When I last drove home from San Francisco, I had to stop for gas because I was running on fumes. I was wearing a dark green skirt and a tie-dyed t-shirt in shades of blue and green. When I walked around my car after finishing the job, I noticed a man staring at my chest. I gave him a sharp look, and he met my eyes easily.

"I was admiring your t-shirt," he said, "Tie-dyed, isn't it?"

Oh, nice recovery, I didn't say. I just smiled and said "Thank you. Yes, tie-dyed."

All the way home, I wondered whether men are really developing manners as they age. I've always admired the courtly manners of older gentlemen, and thought that their manners were the results of their mamas raising them right. Perhaps, however, men learn courtly manners all their own, simply by their interactions with women.

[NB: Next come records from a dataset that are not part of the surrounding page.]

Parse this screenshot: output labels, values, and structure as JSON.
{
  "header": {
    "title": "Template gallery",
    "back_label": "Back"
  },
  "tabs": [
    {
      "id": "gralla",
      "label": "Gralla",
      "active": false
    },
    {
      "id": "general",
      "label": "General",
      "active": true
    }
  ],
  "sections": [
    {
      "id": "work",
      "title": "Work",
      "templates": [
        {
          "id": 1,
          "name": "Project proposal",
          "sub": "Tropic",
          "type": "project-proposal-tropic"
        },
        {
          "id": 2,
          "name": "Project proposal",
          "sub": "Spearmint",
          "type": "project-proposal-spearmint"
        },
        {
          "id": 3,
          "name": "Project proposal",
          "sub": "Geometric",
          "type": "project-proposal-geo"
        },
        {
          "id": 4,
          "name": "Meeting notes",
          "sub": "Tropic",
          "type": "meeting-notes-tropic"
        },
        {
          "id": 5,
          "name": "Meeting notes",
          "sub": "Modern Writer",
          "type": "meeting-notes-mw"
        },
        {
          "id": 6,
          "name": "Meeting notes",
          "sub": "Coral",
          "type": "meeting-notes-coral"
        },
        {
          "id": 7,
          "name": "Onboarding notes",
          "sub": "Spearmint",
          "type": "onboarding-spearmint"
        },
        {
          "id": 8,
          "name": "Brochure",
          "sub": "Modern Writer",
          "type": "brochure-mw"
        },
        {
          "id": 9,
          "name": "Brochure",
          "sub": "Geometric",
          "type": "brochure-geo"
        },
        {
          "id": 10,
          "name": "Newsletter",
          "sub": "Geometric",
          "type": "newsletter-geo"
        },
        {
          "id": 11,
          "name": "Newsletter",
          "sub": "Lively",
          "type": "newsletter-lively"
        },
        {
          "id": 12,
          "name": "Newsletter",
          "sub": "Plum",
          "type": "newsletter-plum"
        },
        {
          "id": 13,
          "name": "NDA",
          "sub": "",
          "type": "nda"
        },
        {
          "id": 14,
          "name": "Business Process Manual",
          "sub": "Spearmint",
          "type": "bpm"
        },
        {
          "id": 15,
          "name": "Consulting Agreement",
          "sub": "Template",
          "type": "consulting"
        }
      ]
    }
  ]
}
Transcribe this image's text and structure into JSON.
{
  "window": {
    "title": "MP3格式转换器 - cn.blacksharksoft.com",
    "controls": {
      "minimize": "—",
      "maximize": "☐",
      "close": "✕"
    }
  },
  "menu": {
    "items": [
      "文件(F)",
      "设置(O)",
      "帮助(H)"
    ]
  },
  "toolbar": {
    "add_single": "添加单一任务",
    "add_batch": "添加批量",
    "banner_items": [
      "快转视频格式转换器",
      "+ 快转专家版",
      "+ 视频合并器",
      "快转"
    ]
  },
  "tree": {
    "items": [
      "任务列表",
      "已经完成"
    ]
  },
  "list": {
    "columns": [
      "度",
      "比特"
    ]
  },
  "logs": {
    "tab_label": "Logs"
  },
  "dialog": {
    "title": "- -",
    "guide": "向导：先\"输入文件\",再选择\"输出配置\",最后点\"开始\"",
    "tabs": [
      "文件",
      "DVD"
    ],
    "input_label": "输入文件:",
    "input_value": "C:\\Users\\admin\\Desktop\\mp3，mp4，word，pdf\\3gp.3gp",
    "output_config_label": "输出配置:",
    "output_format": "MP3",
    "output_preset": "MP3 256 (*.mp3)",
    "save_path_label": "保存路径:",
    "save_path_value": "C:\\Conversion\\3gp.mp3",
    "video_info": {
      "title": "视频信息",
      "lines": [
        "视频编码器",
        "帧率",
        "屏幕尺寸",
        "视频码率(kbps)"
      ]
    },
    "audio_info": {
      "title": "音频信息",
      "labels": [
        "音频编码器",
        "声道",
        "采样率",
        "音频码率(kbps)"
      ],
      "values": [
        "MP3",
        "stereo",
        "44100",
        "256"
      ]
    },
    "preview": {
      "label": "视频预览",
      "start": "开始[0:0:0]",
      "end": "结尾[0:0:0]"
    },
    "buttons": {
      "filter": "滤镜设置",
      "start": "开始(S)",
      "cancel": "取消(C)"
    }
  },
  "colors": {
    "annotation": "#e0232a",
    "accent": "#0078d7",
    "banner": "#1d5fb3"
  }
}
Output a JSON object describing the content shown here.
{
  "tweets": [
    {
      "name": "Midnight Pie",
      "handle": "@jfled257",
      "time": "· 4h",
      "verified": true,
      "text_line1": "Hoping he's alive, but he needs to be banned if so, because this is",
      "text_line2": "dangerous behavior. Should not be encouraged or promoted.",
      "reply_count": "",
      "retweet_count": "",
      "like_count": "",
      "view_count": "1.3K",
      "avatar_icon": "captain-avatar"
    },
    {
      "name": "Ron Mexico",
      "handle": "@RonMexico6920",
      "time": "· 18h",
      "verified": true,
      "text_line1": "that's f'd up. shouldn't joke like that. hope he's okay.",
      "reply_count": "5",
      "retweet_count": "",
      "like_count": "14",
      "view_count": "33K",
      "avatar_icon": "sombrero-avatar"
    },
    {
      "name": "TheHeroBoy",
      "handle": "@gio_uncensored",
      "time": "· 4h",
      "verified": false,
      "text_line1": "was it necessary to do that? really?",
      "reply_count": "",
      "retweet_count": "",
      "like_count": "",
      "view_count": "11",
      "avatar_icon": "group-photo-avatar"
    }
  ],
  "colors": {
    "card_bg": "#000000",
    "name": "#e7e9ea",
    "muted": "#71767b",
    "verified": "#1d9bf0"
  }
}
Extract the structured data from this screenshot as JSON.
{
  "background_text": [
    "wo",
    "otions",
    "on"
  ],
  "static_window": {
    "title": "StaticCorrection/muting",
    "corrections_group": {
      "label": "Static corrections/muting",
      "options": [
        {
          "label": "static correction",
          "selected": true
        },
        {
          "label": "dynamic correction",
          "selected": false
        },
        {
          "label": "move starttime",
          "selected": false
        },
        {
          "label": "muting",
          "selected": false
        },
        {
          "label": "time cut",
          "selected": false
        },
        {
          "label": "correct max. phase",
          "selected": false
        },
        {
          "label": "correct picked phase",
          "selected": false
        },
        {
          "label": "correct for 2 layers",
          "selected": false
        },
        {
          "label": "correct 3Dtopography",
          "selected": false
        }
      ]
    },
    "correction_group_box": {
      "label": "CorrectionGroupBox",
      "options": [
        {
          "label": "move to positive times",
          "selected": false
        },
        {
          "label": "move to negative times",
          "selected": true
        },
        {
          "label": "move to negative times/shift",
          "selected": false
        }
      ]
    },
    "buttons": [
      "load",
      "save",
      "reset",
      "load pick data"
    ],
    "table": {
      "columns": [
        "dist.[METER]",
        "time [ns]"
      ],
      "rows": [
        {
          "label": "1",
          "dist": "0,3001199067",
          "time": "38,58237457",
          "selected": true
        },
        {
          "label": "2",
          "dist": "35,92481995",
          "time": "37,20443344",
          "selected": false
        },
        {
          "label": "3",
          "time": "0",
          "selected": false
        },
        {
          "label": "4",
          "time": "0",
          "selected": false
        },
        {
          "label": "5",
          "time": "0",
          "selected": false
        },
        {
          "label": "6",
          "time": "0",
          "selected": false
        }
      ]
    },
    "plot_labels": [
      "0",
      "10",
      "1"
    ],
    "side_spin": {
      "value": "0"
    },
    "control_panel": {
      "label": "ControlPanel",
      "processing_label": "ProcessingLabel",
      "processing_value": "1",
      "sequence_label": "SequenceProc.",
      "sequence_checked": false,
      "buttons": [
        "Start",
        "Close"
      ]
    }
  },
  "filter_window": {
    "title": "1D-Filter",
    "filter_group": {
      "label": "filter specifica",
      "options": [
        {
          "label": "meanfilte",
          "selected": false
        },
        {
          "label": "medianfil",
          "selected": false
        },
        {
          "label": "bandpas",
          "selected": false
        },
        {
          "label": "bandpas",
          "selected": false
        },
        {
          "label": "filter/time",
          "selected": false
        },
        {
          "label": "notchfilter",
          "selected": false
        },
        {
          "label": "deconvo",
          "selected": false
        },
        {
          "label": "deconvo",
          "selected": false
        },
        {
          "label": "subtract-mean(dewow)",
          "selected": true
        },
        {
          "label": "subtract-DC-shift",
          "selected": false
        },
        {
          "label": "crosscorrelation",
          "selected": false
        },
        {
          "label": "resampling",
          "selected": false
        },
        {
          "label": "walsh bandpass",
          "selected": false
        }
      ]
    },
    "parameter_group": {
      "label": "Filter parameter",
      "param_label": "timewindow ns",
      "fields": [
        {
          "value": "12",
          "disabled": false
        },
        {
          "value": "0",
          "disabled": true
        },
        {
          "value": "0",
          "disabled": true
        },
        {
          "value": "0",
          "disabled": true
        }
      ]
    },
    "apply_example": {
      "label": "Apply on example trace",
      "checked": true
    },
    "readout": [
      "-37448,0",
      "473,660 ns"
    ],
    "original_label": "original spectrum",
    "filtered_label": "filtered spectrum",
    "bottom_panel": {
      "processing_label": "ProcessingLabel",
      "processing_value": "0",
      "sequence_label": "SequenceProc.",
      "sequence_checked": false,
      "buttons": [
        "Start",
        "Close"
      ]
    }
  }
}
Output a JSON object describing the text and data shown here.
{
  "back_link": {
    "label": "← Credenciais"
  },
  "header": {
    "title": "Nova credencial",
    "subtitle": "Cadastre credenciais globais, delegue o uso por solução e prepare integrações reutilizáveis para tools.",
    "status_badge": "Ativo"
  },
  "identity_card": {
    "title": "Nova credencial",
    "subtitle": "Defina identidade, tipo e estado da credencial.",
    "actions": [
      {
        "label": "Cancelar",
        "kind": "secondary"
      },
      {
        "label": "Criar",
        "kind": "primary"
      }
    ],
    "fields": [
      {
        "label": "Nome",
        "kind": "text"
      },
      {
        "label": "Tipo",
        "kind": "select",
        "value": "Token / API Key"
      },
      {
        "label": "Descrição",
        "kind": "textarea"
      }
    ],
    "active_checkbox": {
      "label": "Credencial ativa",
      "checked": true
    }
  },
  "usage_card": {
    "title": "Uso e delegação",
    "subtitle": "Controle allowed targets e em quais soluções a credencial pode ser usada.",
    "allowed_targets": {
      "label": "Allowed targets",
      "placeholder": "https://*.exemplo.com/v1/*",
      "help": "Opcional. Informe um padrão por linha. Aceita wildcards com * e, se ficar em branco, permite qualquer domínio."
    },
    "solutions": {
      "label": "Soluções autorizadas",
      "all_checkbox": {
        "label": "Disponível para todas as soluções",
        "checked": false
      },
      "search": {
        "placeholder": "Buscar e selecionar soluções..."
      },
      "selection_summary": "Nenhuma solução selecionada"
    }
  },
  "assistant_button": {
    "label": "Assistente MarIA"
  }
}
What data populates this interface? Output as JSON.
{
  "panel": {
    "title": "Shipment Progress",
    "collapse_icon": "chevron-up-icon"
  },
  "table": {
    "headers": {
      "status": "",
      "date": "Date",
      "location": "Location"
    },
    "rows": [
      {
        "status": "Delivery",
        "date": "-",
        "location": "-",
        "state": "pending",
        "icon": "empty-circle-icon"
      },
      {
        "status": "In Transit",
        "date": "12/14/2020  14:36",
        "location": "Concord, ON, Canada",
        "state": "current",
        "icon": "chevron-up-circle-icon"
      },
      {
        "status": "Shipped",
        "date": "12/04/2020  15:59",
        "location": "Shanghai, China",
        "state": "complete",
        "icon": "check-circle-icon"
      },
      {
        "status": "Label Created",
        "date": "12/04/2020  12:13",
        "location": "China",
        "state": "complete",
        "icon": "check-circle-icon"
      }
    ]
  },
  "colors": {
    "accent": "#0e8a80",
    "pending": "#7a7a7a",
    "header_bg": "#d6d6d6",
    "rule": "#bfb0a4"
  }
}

This could bode well for the future.

There's a particularly fun number at Jazzercise (Shut Up and Drive by Rihanna). The other day, the instructor remarked that the song was not about driving. The woman next to me rolled her eyes and said, "People think every song is about something else."

"Yes," I replied, "you'd think that all that women think about is sex."

In my case, that thought might not be far off the mark.

While bagging groceries, the checkout clerk and I were chatting about learning to care for thick, curly hair. A man with one item (men usually have much shorter shopping lists than women) breezed through to buy his item and said, "I'll leave you ladies to moan about the woes of hair care."

I felt slightly steamed walking out to the parking lot, where I got a good look at this guy. Bad haircut, bad beard trim, beer belly, big butt. 

"You could use some beauty advice yourself, hon," I didn't say.

Then I noticed his truck, a big black number with double rear tires that was altogether too clean to be a working truck.

"That truck's too big for you," I also didn't say.

As I followed him out of the parking lot, I didn't say, "And it needs a tune-up!"

I drove home with the satisfaction of a well-undelivered series of snarks.